The Pinacoteca Nazionale di Siena

Simone Martini

(1284 - 1344)

Date : C. 1310 | Medium : Tempera on board

The Virgin and Child painted shortly before 1310 is acknowledged as the oldest work of Simone Martini – one of the most remarkable of all Sienese painters. As the central part of a polyptych, it was once confined by several volets as evidenced by the visible signs of attachment on the sides of the panel.

At the time, Martini worked in the studio of Duccio, who was undoubtedly his Master. Like the latter, he set out to humanise the divine. The subtly nuanced skin tones, the chubby body of the Child and the sad and delicate face of his mother display a sensitivity that contrasts sharply with the disembodied idols of icons.

While the painter adopts the motif of the Hodegetria, the Virgin who shows the way to Christ, he humanises the subject with tender and natural gestures, especially in the hand of Jesus grasping the thumb of Mary. The Child is shown in an unusual way. Rather than looking at his mother, he is addressing a saint in the right pane of the polyptych in order to connect parts of the altarpiece and energise the entire composition.
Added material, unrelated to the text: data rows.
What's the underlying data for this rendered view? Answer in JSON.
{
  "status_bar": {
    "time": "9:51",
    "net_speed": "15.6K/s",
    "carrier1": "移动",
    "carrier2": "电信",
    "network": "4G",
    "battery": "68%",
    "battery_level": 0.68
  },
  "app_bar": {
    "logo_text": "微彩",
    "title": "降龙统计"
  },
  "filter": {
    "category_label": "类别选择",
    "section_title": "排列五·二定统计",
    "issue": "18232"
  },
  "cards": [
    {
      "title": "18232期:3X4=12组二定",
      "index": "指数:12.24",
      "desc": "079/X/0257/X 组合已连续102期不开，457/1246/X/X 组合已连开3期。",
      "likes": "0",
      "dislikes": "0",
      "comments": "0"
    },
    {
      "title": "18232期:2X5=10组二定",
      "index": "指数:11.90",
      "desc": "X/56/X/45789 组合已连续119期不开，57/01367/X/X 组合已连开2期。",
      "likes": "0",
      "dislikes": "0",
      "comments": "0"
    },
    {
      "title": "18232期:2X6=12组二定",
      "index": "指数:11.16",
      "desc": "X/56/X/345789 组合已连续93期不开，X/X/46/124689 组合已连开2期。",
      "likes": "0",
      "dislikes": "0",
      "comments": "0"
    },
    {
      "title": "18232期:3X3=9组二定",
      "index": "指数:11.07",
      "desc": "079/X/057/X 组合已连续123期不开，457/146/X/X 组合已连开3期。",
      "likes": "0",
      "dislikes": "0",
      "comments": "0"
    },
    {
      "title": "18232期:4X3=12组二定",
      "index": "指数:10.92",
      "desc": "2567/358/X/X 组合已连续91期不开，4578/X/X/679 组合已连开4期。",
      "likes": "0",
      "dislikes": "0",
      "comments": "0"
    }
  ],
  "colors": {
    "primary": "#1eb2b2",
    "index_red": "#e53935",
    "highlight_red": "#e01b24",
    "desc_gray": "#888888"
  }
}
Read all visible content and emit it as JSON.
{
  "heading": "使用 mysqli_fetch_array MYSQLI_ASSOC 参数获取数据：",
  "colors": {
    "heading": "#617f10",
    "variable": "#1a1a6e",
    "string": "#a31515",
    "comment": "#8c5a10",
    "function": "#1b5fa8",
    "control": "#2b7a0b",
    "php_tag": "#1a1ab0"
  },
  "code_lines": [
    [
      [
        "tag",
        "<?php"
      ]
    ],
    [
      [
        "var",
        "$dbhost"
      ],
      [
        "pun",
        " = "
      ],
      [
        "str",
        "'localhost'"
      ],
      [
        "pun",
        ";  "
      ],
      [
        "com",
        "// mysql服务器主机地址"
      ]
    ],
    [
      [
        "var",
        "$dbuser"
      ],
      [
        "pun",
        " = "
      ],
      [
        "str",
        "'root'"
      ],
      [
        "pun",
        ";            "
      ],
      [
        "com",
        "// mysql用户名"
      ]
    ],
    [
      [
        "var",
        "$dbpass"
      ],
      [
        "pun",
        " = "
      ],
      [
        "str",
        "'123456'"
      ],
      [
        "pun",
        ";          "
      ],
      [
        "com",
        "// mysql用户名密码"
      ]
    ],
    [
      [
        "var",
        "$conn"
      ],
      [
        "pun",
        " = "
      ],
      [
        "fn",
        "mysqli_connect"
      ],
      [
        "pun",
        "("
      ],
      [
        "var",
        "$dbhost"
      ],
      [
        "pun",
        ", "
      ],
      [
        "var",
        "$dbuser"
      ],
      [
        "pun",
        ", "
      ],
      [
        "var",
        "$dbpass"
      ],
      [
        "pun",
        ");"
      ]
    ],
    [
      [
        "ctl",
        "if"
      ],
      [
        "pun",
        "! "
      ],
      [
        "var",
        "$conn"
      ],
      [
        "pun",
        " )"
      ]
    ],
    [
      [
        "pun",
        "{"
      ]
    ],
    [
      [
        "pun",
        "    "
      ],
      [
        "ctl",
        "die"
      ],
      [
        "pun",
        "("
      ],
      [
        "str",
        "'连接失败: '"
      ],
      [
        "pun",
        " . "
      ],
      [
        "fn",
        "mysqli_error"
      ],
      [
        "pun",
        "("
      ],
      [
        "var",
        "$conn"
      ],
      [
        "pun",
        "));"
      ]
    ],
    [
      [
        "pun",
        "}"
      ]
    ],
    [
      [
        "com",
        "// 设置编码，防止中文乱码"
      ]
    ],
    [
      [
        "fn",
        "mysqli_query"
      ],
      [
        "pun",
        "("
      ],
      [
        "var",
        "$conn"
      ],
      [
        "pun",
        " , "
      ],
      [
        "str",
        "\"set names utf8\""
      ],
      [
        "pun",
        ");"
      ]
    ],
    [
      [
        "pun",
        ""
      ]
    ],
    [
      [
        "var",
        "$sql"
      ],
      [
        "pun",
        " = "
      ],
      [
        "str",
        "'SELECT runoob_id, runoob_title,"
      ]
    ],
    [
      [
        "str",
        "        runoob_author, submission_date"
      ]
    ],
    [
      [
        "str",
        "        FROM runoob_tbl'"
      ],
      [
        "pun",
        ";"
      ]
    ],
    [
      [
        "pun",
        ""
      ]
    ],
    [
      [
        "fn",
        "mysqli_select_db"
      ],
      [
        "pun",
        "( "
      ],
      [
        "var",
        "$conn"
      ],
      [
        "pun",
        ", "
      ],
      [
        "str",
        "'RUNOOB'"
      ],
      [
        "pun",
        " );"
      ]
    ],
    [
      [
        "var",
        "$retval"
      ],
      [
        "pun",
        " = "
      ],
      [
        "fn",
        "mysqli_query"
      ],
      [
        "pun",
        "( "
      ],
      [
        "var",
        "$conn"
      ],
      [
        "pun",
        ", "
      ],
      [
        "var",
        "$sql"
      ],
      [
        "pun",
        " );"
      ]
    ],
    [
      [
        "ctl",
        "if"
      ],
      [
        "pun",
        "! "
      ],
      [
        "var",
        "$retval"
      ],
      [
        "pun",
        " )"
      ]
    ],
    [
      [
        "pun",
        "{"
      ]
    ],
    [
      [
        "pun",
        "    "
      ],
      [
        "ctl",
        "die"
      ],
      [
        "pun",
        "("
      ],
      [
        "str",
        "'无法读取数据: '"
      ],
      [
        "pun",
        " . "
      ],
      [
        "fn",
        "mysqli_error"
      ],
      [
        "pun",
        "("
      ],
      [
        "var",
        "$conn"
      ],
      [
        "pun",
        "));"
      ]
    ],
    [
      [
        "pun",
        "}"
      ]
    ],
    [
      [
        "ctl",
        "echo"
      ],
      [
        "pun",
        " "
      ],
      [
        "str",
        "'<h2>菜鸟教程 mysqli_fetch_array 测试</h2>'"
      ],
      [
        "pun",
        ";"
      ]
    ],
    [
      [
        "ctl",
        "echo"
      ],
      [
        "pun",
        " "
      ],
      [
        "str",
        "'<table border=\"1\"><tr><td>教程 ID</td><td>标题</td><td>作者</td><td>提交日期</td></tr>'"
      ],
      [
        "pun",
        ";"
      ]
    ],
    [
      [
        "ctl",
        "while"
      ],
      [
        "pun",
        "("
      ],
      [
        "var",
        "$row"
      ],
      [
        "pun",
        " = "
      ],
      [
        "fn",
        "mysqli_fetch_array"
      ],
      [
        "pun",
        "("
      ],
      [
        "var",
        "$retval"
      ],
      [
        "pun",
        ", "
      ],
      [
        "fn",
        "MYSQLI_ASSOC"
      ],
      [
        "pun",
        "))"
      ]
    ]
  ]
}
This innovative interest in the concrete and in material effects is particularly evident in the fluid transparency of the veil of Christ. As in Duccio’s previous work, the move away from tradition is confirmed by the white veil of Mary, which replaces the usual red maphorion. However, the iconic tradition is respected in the gold background and golden rays. Nevertheless, their positioning causes the fabric to fall naturally and reveal the presence of a body underneath.

Deeply influenced by the courtly spirit of French Gothic art, Simone Martini infuses his work with a precious decorative grace captured especially in the ornaments on the edge of the Virgin’s veil. Simone Martini ended his long career in Avignon at the new papal court which thus became a vehicle for the dissemination of Sienese culture.